We have carried out an infrastructure update on Ymonitor systems between 7 April 20:00 and 8 April 01:00. We did not announce any scheduled maintenance for this update. Because when we tested it on our test and acceptance environments there was no service disruption. Nevertheless, an outage occurred on our production environment during the update. We apologize for the inconvenience that this might have caused and would like to share with you what we know so far about it.

During an infrastructure update on 7 April, because of an unknown reason, we experienced outage on some Ymonitor components. It started at 23:35 (7 April) and lasted until 00:42 (8 April). During this time, the observed effects were the following.

If there were any alerts on the monitors during this time, they could not be created. Therefore, they could not be reported by email, SMS, WhatsApp, or any other means. Those alerts are not created after systems went back to normal, either.
Some endpoints that serve the measurement and alert related data could not be reached.
The main webpage and the dashboards were unavailable.
No measurement data was lost during this time. After the above-mentioned time, services started working normally and the measurement data is saved in our databases.

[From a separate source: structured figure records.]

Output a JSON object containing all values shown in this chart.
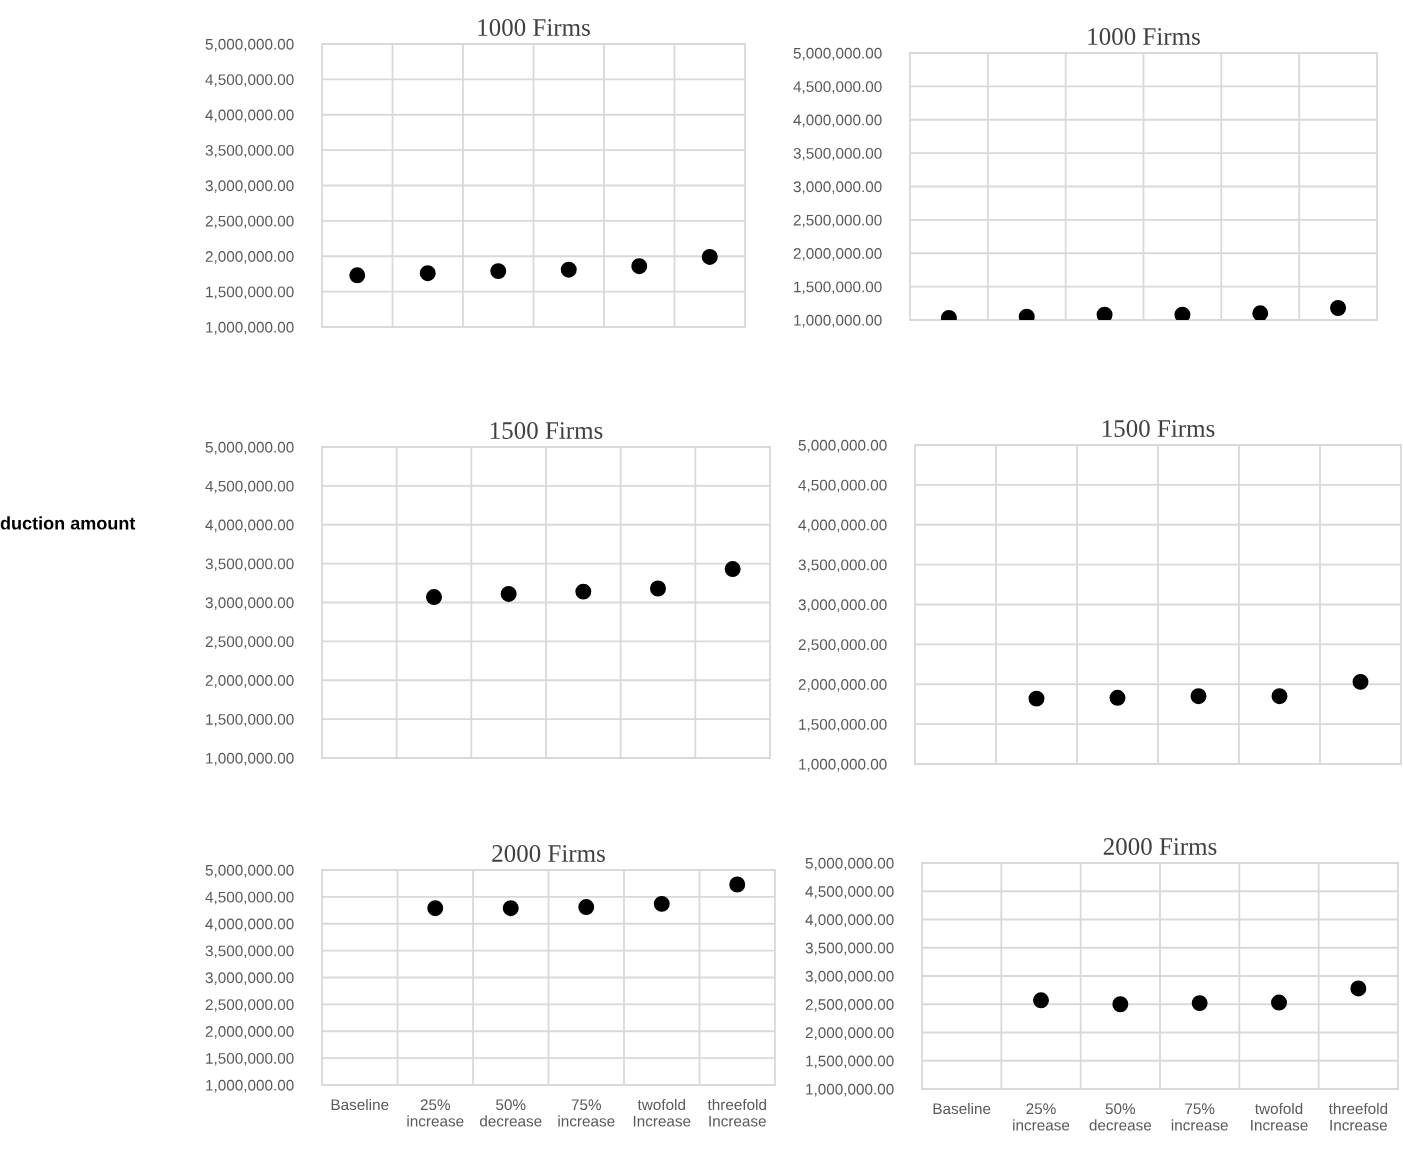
{
  "chart_data": [
    {
      "type": "scatter",
      "title": "1000 Firms",
      "categories": [
        null,
        null,
        null,
        null,
        null,
        null
      ],
      "series": [
        {
          "color": "#000000",
          "values": [
            1730000,
            1760000,
            1790000,
            1810000,
            1860000,
            1990000
          ]
        }
      ],
      "ylim": [
        1000000,
        5000000
      ],
      "yticks": [
        {
          "value": 1000000,
          "label": "1,000,000.00"
        },
        {
          "value": 1500000,
          "label": "1,500,000.00"
        },
        {
          "value": 2000000,
          "label": "2,000,000.00"
        },
        {
          "value": 2500000,
          "label": "2,500,000.00"
        },
        {
          "value": 3000000,
          "label": "3,000,000.00"
        },
        {
          "value": 3500000,
          "label": "3,500,000.00"
        },
        {
          "value": 4000000,
          "label": "4,000,000.00"
        },
        {
          "value": 4500000,
          "label": "4,500,000.00"
        },
        {
          "value": 5000000,
          "label": "5,000,000.00"
        }
      ],
      "grid": true,
      "marker": "circle",
      "tick_labels": "y"
    },
    {
      "type": "scatter",
      "title": "1000 Firms",
      "categories": [
        null,
        null,
        null,
        null,
        null,
        null
      ],
      "series": [
        {
          "color": "#000000",
          "values": [
            1030000,
            1050000,
            1080000,
            1080000,
            1100000,
            1180000
          ]
        }
      ],
      "ylim": [
        1000000,
        5000000
      ],
      "yticks": [
        {
          "value": 1000000,
          "label": "1,000,000.00"
        },
        {
          "value": 1500000,
          "label": "1,500,000.00"
        },
        {
          "value": 2000000,
          "label": "2,000,000.00"
        },
        {
          "value": 2500000,
          "label": "2,500,000.00"
        },
        {
          "value": 3000000,
          "label": "3,000,000.00"
        },
        {
          "value": 3500000,
          "label": "3,500,000.00"
        },
        {
          "value": 4000000,
          "label": "4,000,000.00"
        },
        {
          "value": 4500000,
          "label": "4,500,000.00"
        },
        {
          "value": 5000000,
          "label": "5,000,000.00"
        }
      ],
      "grid": true,
      "marker": "circle",
      "tick_labels": "y"
    },
    {
      "type": "scatter",
      "title": "1500 Firms",
      "ylabel": "duction amount",
      "categories": [
        null,
        null,
        null,
        null,
        null,
        null
      ],
      "series": [
        {
          "color": "#000000",
          "values": [
            null,
            3070000,
            3110000,
            3140000,
            3180000,
            3430000
          ]
        }
      ],
      "ylim": [
        1000000,
        5000000
      ],
      "yticks": [
        {
          "value": 1000000,
          "label": "1,000,000.00"
        },
        {
          "value": 1500000,
          "label": "1,500,000.00"
        },
        {
          "value": 2000000,
          "label": "2,000,000.00"
        },
        {
          "value": 2500000,
          "label": "2,500,000.00"
        },
        {
          "value": 3000000,
          "label": "3,000,000.00"
        },
        {
          "value": 3500000,
          "label": "3,500,000.00"
        },
        {
          "value": 4000000,
          "label": "4,000,000.00"
        },
        {
          "value": 4500000,
          "label": "4,500,000.00"
        },
        {
          "value": 5000000,
          "label": "5,000,000.00"
        }
      ],
      "grid": true,
      "marker": "circle",
      "tick_labels": "y"
    },
    {
      "type": "scatter",
      "title": "1500 Firms",
      "categories": [
        null,
        null,
        null,
        null,
        null,
        null
      ],
      "series": [
        {
          "color": "#000000",
          "values": [
            null,
            1820000,
            1830000,
            1850000,
            1850000,
            2030000
          ]
        }
      ],
      "ylim": [
        1000000,
        5000000
      ],
      "yticks": [
        {
          "value": 1000000,
          "label": "1,000,000.00"
        },
        {
          "value": 1500000,
          "label": "1,500,000.00"
        },
        {
          "value": 2000000,
          "label": "2,000,000.00"
        },
        {
          "value": 2500000,
          "label": "2,500,000.00"
        },
        {
          "value": 3000000,
          "label": "3,000,000.00"
        },
        {
          "value": 3500000,
          "label": "3,500,000.00"
        },
        {
          "value": 4000000,
          "label": "4,000,000.00"
        },
        {
          "value": 4500000,
          "label": "4,500,000.00"
        },
        {
          "value": 5000000,
          "label": "5,000,000.00"
        }
      ],
      "grid": true,
      "marker": "circle",
      "tick_labels": "y"
    },
    {
      "type": "scatter",
      "title": "2000 Firms",
      "categories": [
        "Baseline",
        "25% increase",
        "50% decrease",
        "75% increase",
        "twofold Increase",
        "threefold Increase"
      ],
      "series": [
        {
          "color": "#000000",
          "values": [
            null,
            4290000,
            4290000,
            4310000,
            4370000,
            4730000
          ]
        }
      ],
      "ylim": [
        1000000,
        5000000
      ],
      "yticks": [
        {
          "value": 1000000,
          "label": "1,000,000.00"
        },
        {
          "value": 1500000,
          "label": "1,500,000.00"
        },
        {
          "value": 2000000,
          "label": "2,000,000.00"
        },
        {
          "value": 2500000,
          "label": "2,500,000.00"
        },
        {
          "value": 3000000,
          "label": "3,000,000.00"
        },
        {
          "value": 3500000,
          "label": "3,500,000.00"
        },
        {
          "value": 4000000,
          "label": "4,000,000.00"
        },
        {
          "value": 4500000,
          "label": "4,500,000.00"
        },
        {
          "value": 5000000,
          "label": "5,000,000.00"
        }
      ],
      "grid": true,
      "marker": "circle"
    },
    {
      "type": "scatter",
      "title": "2000 Firms",
      "categories": [
        "Baseline",
        "25% increase",
        "50% decrease",
        "75% increase",
        "twofold Increase",
        "threefold Increase"
      ],
      "series": [
        {
          "color": "#000000",
          "values": [
            null,
            2570000,
            2500000,
            2520000,
            2530000,
            2780000
          ]
        }
      ],
      "ylim": [
        1000000,
        5000000
      ],
      "yticks": [
        {
          "value": 1000000,
          "label": "1,000,000.00"
        },
        {
          "value": 1500000,
          "label": "1,500,000.00"
        },
        {
          "value": 2000000,
          "label": "2,000,000.00"
        },
        {
          "value": 2500000,
          "label": "2,500,000.00"
        },
        {
          "value": 3000000,
          "label": "3,000,000.00"
        },
        {
          "value": 3500000,
          "label": "3,500,000.00"
        },
        {
          "value": 4000000,
          "label": "4,000,000.00"
        },
        {
          "value": 4500000,
          "label": "4,500,000.00"
        },
        {
          "value": 5000000,
          "label": "5,000,000.00"
        }
      ],
      "grid": true,
      "marker": "circle"
    }
  ]
}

We are currently investigating the root cause of this issue. For now, it seems like a problem occurred with one of our infrastructure suppliers. We have contacted them and asked for further investigation. If we can reveal more information about their findings, we will follow up with more updates here.

Should you have any questions, please feel free to reach out to your service delivery contact.
Posted Apr 08, 2022 - 15:01 CEST
This incident affected: Ymonitor Dashboards, ymonitor.nl, API, Alerting, and YGate API.